したがって、正しい解答は昭和58年の判例に基づくべきで、Xは総務大臣Yを被告として、拒否処分の取消しと免許付与の義務付けを併合提起することが適切です。予備校の解答が昭和43年の判例に基づいている場合、それはこの特定の問題に対して誤った解釈です。受験生としては、正しい判例に基づく理解が重要です。
予備校が昭和43年の判例を基にした解答を提供している理由はいくつか考えられます:
1. **情報の更新不足**:試験対策の資料や教材が古く、昭和43年の判例に基づいた情報がそのまま使用されている可能性があります。特に、試験の傾向や法改正に対応するための更新が不十分だと、旧来の情報が残ることがあります。
2. **判例の理解不足**:昭和43年と昭和58年の判例の違いを正確に理解していない、またはその重要性を認識していない場合があります。特に、予備免許と開設免許の違いや、それに伴う判例の適用範囲の違いが見落とされることがあります。

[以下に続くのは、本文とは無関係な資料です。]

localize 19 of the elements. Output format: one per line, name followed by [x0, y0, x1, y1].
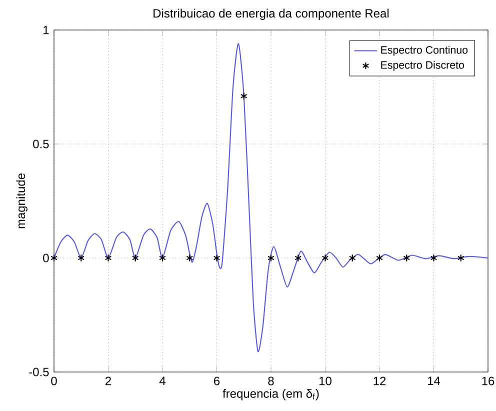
- line-series: [54, 43, 488, 352]
- x-tick-label: 2: [106, 376, 111, 386]
- y-tick-label: -0.5: [29, 368, 49, 376]
- legend-label: Espectro Continuo: [381, 46, 468, 56]
- x-tick-label: 4: [159, 376, 166, 385]
- y-tick-label: 1: [44, 26, 49, 34]
- x-tick-label: 0: [51, 376, 57, 386]
- x-tick-label: 14: [428, 376, 440, 385]
- y-tick-label: 0: [43, 254, 49, 262]
- legend-label: Espectro Discreto: [381, 60, 464, 71]
- x-tick-label: 12: [374, 376, 386, 386]
- x-tick-label: 8: [268, 376, 274, 386]
- chart-title: Distribuicao de energia da componente Real: [154, 8, 389, 20]
- x-tick-label: 10: [320, 376, 332, 386]
- x-tick-label: 16: [482, 376, 494, 386]
- x-axis-title: frequencia (em δ$_{f}$): [222, 389, 319, 400]
- y-axis-title: magnitude: [16, 174, 28, 228]
- y-tick-label: 0.5: [33, 140, 49, 148]
- x-tick-label: 6: [214, 376, 220, 386]
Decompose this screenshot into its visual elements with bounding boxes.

3. **試験対策の焦点のずれ**:予備校が試験対策として、過去の出題パターンや一般的な知識に偏重し、特定の判例の詳細な分析を怠ることがあります。特に、昭和43年の判例が過去の試験で頻出だった場合、その情報が引き続き使われることがあります。
4. **情報伝達のミス**:教材作成や講義の準備段階で、情報の伝達にミスが発生し、誤った判例が取り上げられることがあります。また、講師間の情報共有が不十分だと、誤解が広がる可能性もあります。
5. **試験傾向の誤読**:試験の出題傾向を予測する際に、過去の問題を分析しますが、その分析が不正確であったり、最近の傾向を捉えきれていない場合、新しい判例に基づく問題への対応が遅れることがあります。
6. **受験生の誤解を招く表現**:教材や講義の中で、判例の解説が曖昧であったり、一般化された表現が使われると、受験生が誤解を招くことがあります。例えば、「競願関係では他社の免許取消しが可能」と一括りにされると、具体的な判例の違いが見落とされます。
これらの要因が組み合わさることで、予備校が昭和43年の判例に基づく解答を提供し続けることがあります。受験生としては、信頼できる複数の情報源から情報を収集し、自己の判断で最新の判例や法律の理解を深めることが重要です。